Je ne cesse de rêver à toi. J'ai encore rêvé de toi. Je ne cesse de rêver à toi.

Être supérieur. Déjà sur les photos de ton enfance, tu es Tadzio, angelot détaché de la terre, flottant entre les colonnes massives des palais que tu traverses.

Tu es venu jusqu'à moi
en marchant sur l'eau

J'ai traversé mille Danube
à la nage
pour te rejoindre, ensuite
pour te fuir.

Les yeux qui doucement se ferment et le visage qui se tourne en douceur. Arrogance des cumulus de fumée sortant de ta bouche sure, fine et tranchante.

Tu me poursuis. Je veux dire tu me cours après. Être supérieur. Tu me gâches tout repos. Tu me réveilles avec des oursins puants. Tu te moques de mon évolution. Je me demande à quel point, dans ta liberté baroque, dans tes envols grassouillets, tu as considéré mes manquements.

Tu t'en moquais, je crois. Mes récitations d'ustensiles de cuisine t'excitaient :

- louche, râpeuse
- encore
- manique

- oui
- fourchette, poêle, wok
- aah

Dans les dernières semaines, triste et résigné, je passais Song for the Asking en boucle sur le pickup. J'aimais les violons, ils te faisaient voltiger au plafond défraîchi, tu le traversais comme un nuage, élancé en maître-poète de toute chose. Cloué au sol, je ne voyais plus que tes chaussures, si beaux souliers souillés de bourgeois décadent. Ils étaient hors de ma portée.

J'ai acheté les mêmes pour continuer à marcher tout seul et je suis sorti.

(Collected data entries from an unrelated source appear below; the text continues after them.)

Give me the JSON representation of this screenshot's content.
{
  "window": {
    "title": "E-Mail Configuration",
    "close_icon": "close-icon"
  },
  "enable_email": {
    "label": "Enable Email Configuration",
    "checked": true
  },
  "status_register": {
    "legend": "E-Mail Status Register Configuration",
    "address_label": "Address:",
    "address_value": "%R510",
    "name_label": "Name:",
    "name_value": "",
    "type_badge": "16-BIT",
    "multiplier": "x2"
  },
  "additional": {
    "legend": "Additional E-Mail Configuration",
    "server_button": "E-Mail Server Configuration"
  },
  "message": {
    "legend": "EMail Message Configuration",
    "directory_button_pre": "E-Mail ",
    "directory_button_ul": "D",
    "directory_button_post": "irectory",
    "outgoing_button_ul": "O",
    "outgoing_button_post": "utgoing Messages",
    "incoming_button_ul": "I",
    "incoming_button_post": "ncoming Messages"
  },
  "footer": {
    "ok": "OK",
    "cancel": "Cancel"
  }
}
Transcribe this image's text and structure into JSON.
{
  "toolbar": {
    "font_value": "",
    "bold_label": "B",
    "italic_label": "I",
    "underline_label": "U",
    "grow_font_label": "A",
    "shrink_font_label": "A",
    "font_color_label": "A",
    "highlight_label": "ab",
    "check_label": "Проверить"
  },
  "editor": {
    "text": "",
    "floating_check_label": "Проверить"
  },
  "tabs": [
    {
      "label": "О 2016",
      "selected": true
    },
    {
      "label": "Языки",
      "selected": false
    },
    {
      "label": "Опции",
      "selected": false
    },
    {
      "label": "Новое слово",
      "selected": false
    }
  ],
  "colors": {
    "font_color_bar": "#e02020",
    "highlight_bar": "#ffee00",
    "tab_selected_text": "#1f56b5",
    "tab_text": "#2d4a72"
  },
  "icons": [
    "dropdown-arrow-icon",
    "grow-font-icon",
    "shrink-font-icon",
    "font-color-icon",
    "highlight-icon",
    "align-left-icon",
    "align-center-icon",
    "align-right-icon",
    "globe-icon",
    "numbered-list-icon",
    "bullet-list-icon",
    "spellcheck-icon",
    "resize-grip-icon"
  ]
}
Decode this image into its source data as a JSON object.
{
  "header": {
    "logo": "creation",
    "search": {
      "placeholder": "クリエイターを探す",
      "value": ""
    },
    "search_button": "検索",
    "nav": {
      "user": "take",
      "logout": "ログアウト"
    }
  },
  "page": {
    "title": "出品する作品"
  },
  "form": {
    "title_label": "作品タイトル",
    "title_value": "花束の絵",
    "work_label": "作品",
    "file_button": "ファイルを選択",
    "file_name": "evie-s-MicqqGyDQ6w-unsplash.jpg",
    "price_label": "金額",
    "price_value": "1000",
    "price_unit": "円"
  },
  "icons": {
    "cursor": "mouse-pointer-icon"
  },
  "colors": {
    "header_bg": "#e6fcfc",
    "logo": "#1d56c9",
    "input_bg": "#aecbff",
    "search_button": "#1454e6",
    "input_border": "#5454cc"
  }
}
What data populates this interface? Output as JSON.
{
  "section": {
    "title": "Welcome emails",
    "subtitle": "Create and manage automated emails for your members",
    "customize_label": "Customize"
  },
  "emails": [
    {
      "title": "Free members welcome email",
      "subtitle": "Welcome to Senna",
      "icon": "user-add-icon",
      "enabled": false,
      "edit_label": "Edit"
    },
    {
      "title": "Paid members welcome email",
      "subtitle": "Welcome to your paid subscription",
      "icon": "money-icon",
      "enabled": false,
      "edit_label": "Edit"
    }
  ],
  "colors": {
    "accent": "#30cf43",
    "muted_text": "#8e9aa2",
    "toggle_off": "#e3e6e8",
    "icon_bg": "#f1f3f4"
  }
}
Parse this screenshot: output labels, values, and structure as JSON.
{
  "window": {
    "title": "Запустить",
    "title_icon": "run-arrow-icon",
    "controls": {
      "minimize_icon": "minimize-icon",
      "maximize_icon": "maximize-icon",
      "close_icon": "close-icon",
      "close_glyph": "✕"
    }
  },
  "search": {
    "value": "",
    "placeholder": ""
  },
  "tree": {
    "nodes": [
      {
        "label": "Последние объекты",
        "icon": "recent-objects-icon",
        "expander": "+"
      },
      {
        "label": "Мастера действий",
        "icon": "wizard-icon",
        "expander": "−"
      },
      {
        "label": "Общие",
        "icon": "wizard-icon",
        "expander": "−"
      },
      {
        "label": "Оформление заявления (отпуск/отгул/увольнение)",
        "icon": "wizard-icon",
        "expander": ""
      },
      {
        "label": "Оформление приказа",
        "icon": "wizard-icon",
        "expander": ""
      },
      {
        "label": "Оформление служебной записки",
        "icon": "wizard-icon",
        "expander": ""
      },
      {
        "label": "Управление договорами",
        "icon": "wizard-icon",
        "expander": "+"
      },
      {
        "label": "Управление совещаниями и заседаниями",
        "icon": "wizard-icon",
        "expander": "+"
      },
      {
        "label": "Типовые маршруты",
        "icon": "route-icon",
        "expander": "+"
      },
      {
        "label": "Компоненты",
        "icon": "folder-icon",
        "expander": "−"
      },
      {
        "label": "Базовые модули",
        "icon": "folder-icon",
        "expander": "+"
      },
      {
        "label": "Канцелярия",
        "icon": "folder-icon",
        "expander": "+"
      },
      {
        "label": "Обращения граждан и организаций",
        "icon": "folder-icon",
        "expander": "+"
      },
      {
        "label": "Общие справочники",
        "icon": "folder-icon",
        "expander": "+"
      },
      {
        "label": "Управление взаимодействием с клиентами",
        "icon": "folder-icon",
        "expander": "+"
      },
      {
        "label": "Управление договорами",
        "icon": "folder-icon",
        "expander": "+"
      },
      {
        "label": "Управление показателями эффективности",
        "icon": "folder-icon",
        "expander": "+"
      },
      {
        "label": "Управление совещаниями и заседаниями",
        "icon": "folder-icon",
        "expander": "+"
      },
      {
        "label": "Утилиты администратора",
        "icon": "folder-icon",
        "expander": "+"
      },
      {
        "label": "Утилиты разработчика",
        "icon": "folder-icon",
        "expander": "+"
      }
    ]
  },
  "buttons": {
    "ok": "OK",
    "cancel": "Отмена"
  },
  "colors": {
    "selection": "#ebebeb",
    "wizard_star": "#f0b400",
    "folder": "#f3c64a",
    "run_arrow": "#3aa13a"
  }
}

Je sais qu'à ta manière, tu me cours après, je dois te manquer terriblement. Tu en baves la nuit, en chie le jour de ton anus dilaté. Sans rien comprendre, je voyais le plus beau, sexe dressé, feuilles d'automne, sang aux lèvres, pipes au miel. Tu t’en rends compte. Tu me poursuis, on se croise entre deux rames de métro. Tu ne m'attraperas plus. Je te nargue. Saute-moi dessus. Tout ce que je n'ai jamais voulu t'accorder. Viens le prendre.

Ask me and I will play,
So sweetly I'll make you smile.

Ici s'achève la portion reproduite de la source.